Luke Combs review – country star ploughs the middle of the road

Chugging beers with the cowboy-hatted crowd, Combs is a skilled performer and musician, but the set is too slick and formulaic to be special
  
  

Southern everyman … Luke Combs performing in Belfast earlier this week.
Southern everyman … Luke Combs performing in Belfast earlier this week. Photograph: David Bergman, David Bergmam/David Bergman

Country superstar Luke Combs is in Glasgow, and – much like when Shania Twain played here a few weeks ago – the city’s Hydro arena is a sea of cowboy hats. As country music’s biggest crossover star, North Carolina-born, Nashville-based Combs arguably occupies the same position now as Twain did in the 1990s. After more than five years of mainstream success in the US, he’s recently cracked the UK, with two top 10 albums in the last year – Growin’ Up and Gettin’ Old – followed by this string of sold out UK and Irish arena dates.

If Combs has a contemporary peer, it’s his friend Ed Sheeran, who shares his down-to-earth persona and stripped-back approach. Even Combs’ origin story – he auditioned for The Voice but was told he wasn’t interesting enough for TV – plays to a desire for perceived authenticity in today’s pop scene. Striding in to 2019’s honky tonk love song Lovin’ on You, Combs is every inch the southern everyman in all-black jeans, shirt and trucker cap, swigging from a red cup like he’s been pulled up on stage for barroom karaoke. His seven-strong band emphasise the rockier edges of his sound on the rowdy Cold as You, the Eagles-lite of The Kind of Love We Make, and the full-on stomper 1, 2 Many, during which he slams a beer with a guy on the front row.

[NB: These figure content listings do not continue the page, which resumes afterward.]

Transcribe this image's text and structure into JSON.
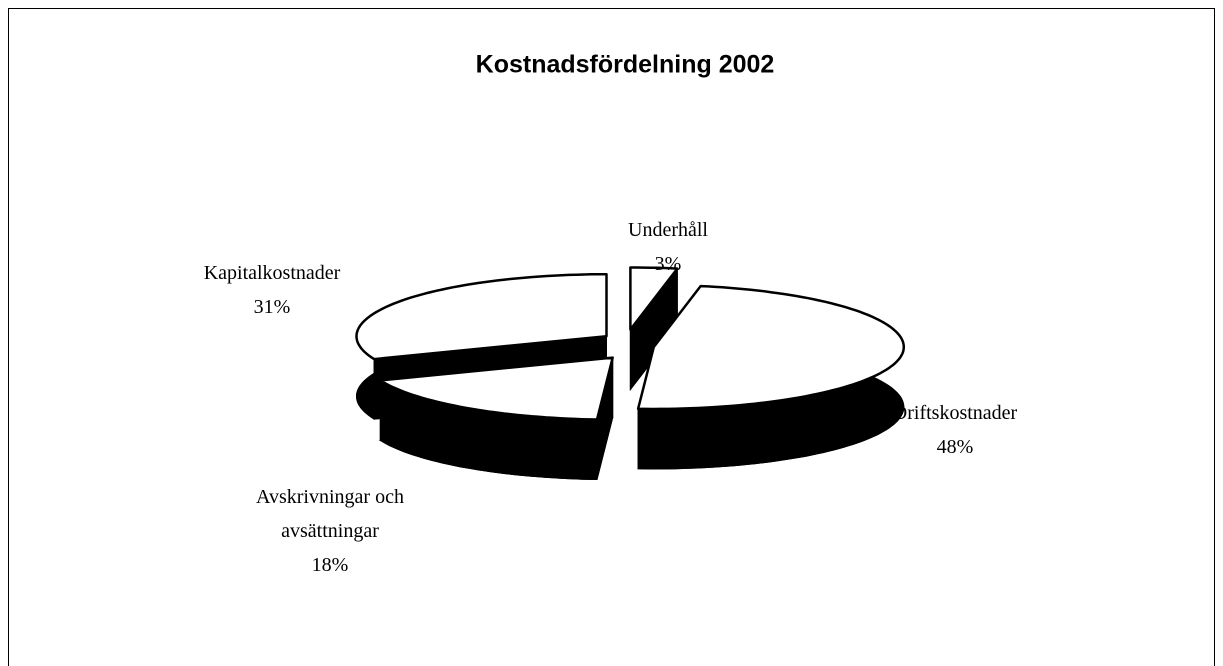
{
  "chart_data": {
    "type": "pie3d",
    "title": "Kostnadsfördelning 2002",
    "categories": [
      "Underhåll",
      "Driftskostnader",
      "Avskrivningar och avsättningar",
      "Kapitalkostnader"
    ],
    "values": [
      3,
      48,
      18,
      31
    ],
    "value_labels": [
      "3%",
      "48%",
      "18%",
      "31%"
    ],
    "face_color": "#ffffff",
    "side_color": "#000000"
  }
}
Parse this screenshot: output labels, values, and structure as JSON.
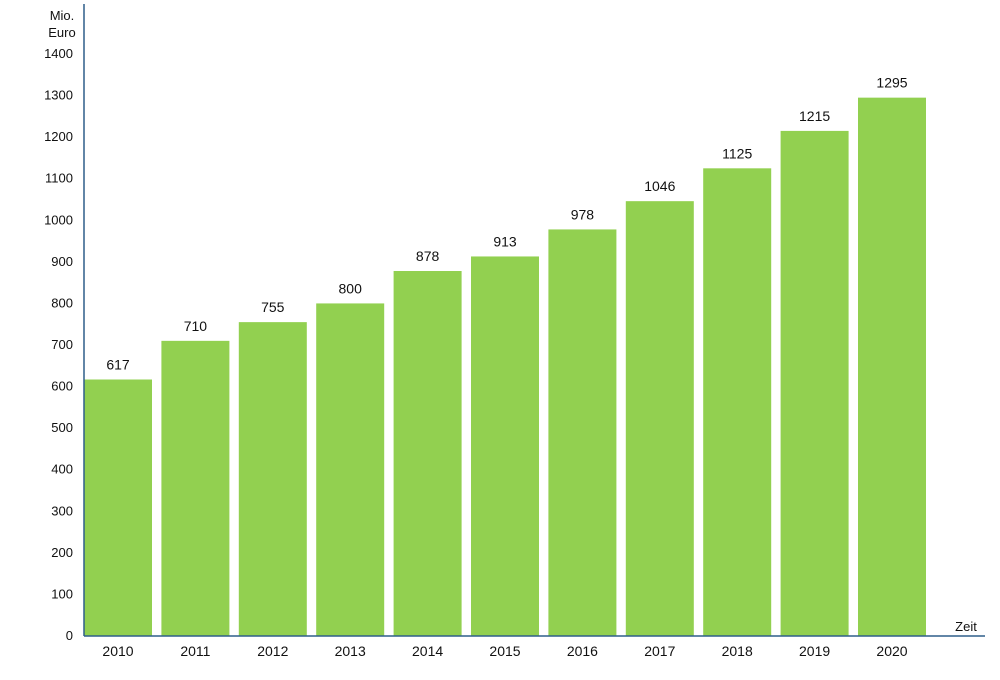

Ironically, despite Combs’ down-home appeal, his show is too slick to elevate the material beyond the middle of the road. Combs’ stylised country vocals seem effortlessly strong and his band are tight and precise, but there’s some crucial alchemy missing. The polished presentation also betrays the formulaic nature of his songwriting: when he plays the mid-tempo songs She Got the Best of Me and Hurricane back-to-back, it’s hard to tell the difference between them. The set’s ballad-heavy mid-section includes Beautiful Crazy, Combs’ somewhat saccharine tribute to his wife, during which the screens behind him show dozens of people wiping away tears. His note-perfect version of Tracy Chapman’s Fast Car reveals both his mass appeal and his limits: Combs is skilled at replicating emotional beats, but lacks the specificity of a great artist.